On the tenth anniversary of Sharon’s disappearance, she watches an interview on the morning news as she eats a bagel with a side of grapes. Kenneth sits next to his wife, a woman with red hair who watches his mouth as he speaks.
“I accepted long ago that she’s gone,” he tells the interviewer. “I think that means dead, but if she’s still out there, I hope she’s okay.”
Sharon turns off the TV. She put her hair into a ponytail and dabs sparkly gloss onto her lips. When she reaches the stained-glass front door, she turns around. She inhales and her chest rises to the ceiling. On impulse, she runs to the library and grabs a pen and paper. She writes “Welcome home, my little collegiate!” in pink ink. Her daughter, Elaina, is returning from her first semester of college for winter break.
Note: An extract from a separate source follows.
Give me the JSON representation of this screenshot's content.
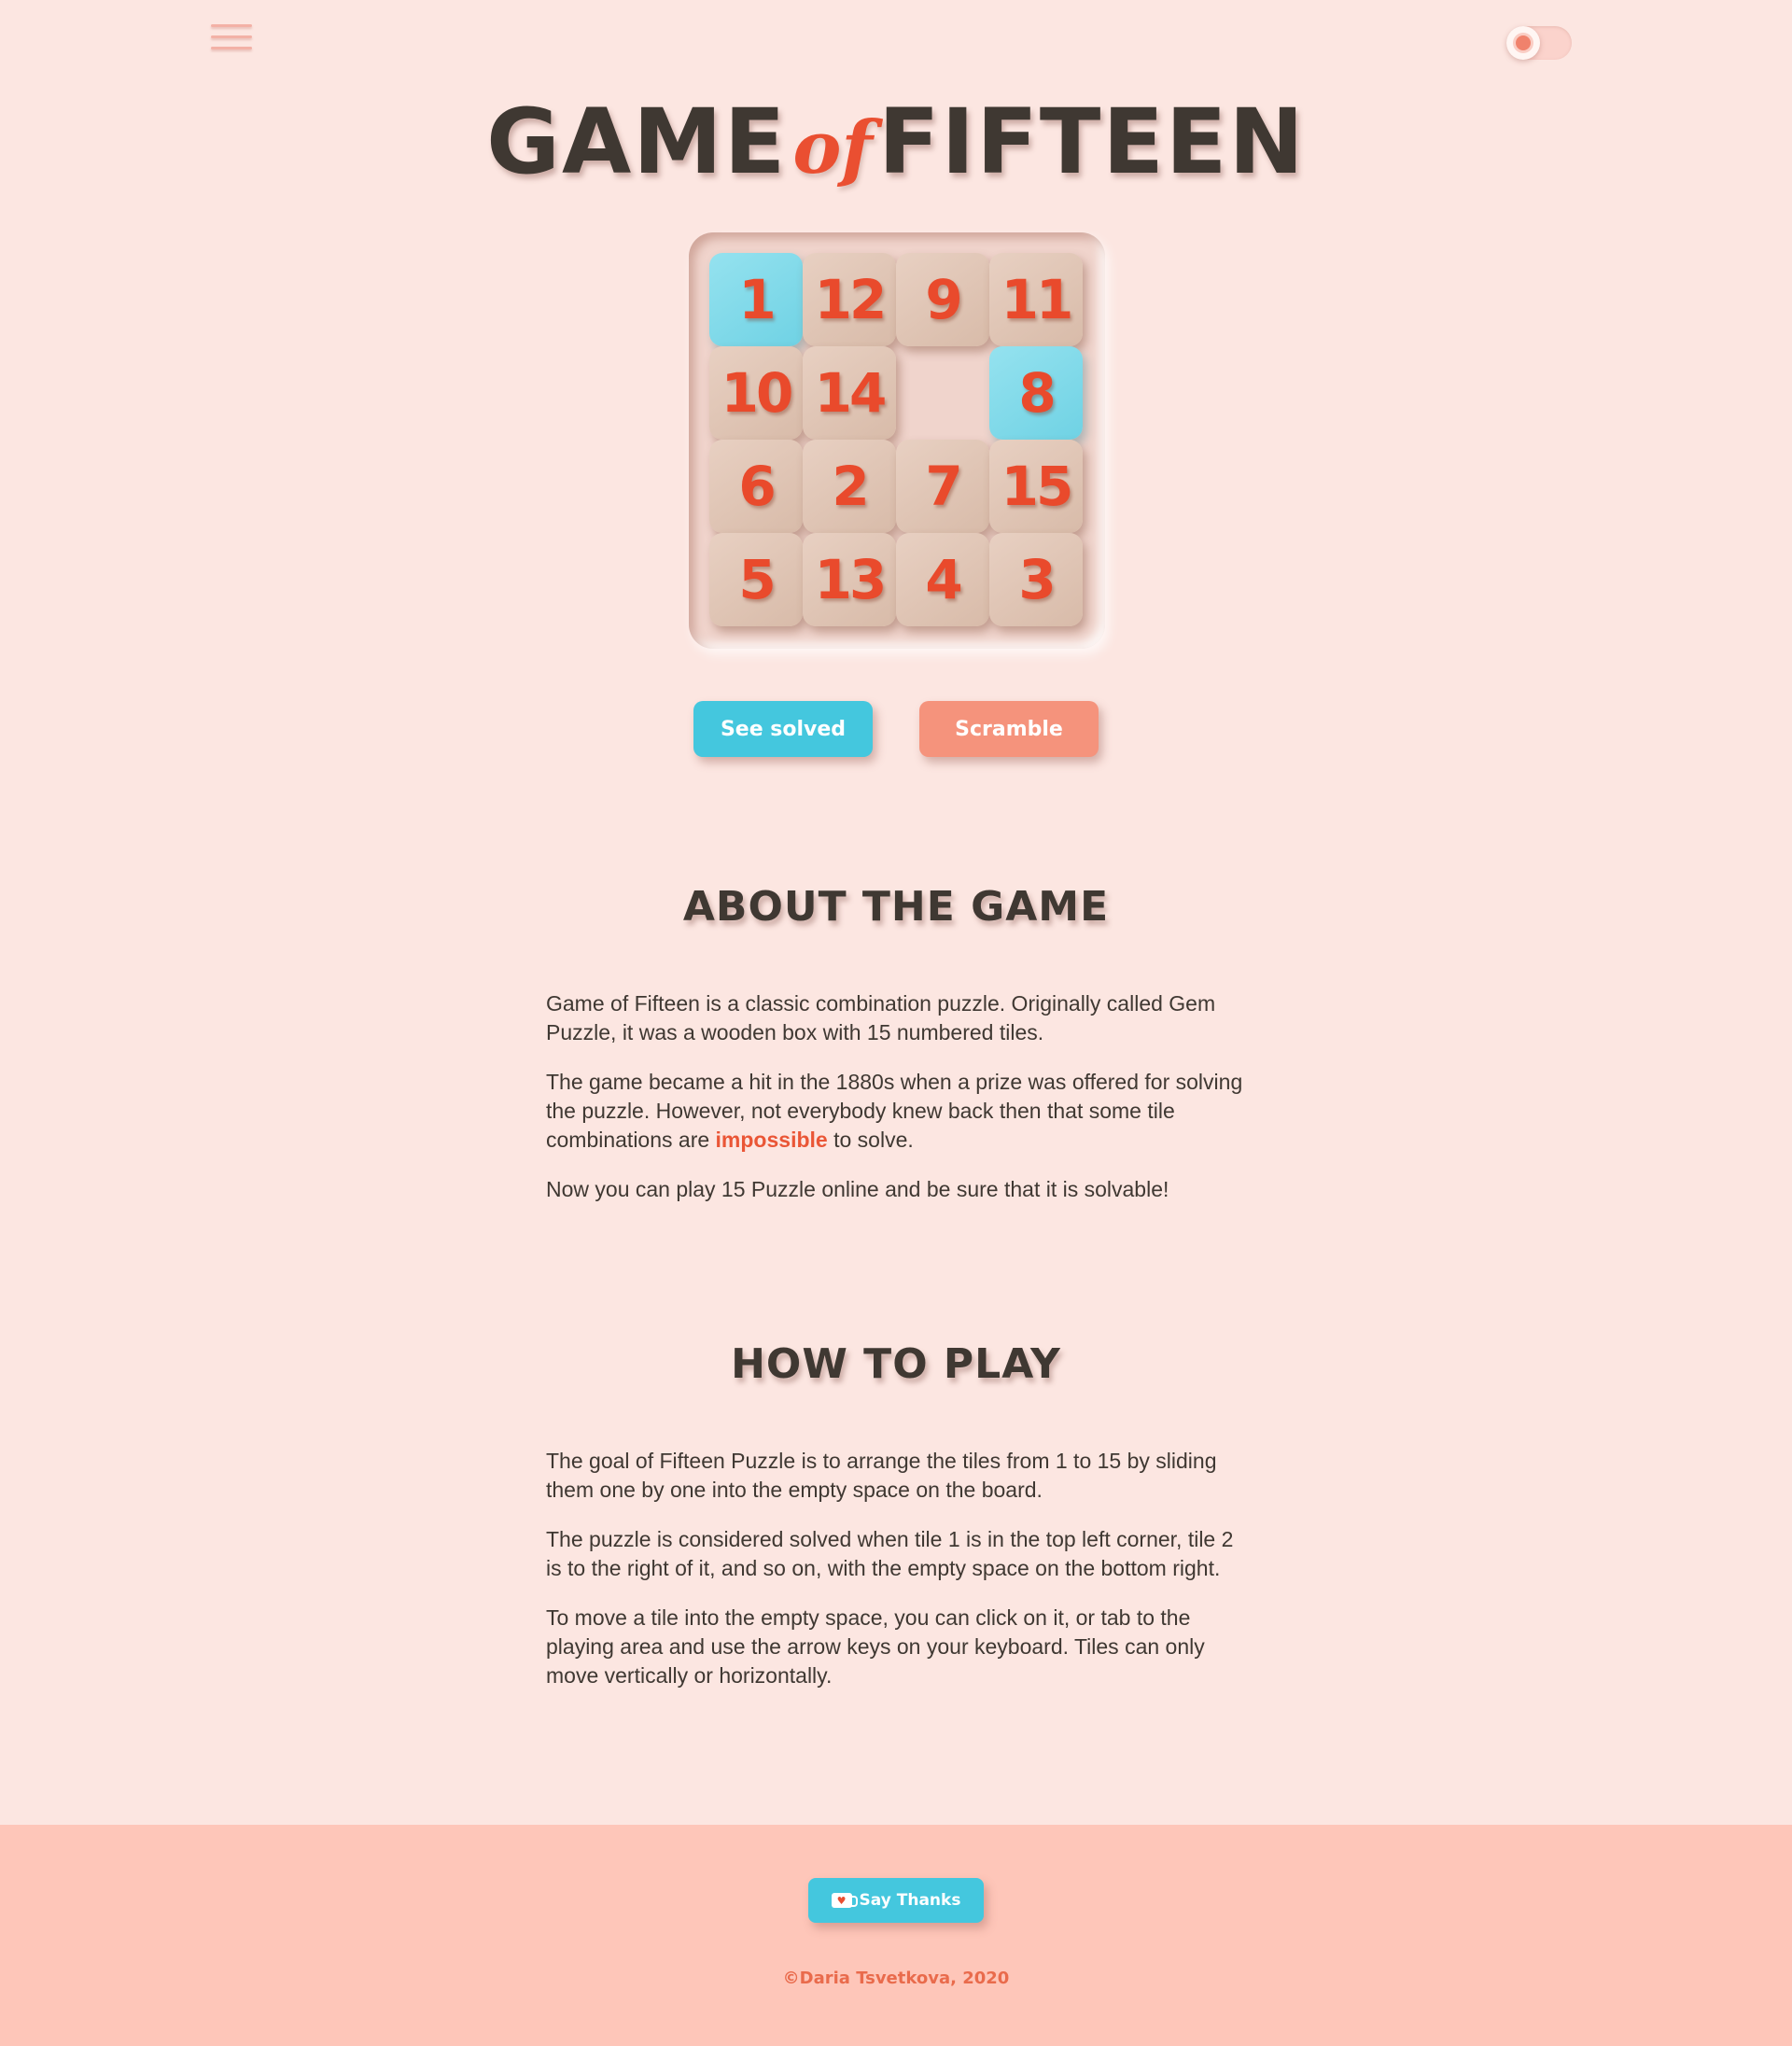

She knows the sign will embarrass Elaina, but also that her daughter would expect this from her.
She parks the Beetle, and when she gets to the lobby of the terminal, she can’t remember if she’d written down where she had parked. She pulls a piece of paper out of her purse, wrinkled and faded, that says Level 3, Row Q. Sharon walks through the loners looking, the couples kissing, the family eating as they wait for luggage, and makes her way to the barricade. She holds the page in front of her chest and waits for Elaina.
A few minutes later, a boy approaches her. He has dark curls and wears cargo shorts. “Mom,” he says, throwing his arms around her. “Can we get wings on the way home?”
Sharon’s throat constricts. “No,” she squeaks.
“Come on. Please?” the boy asks, a whine and a crack breaking up the depth of his voice.
Sharon follows him out of the airport, looking back every few steps.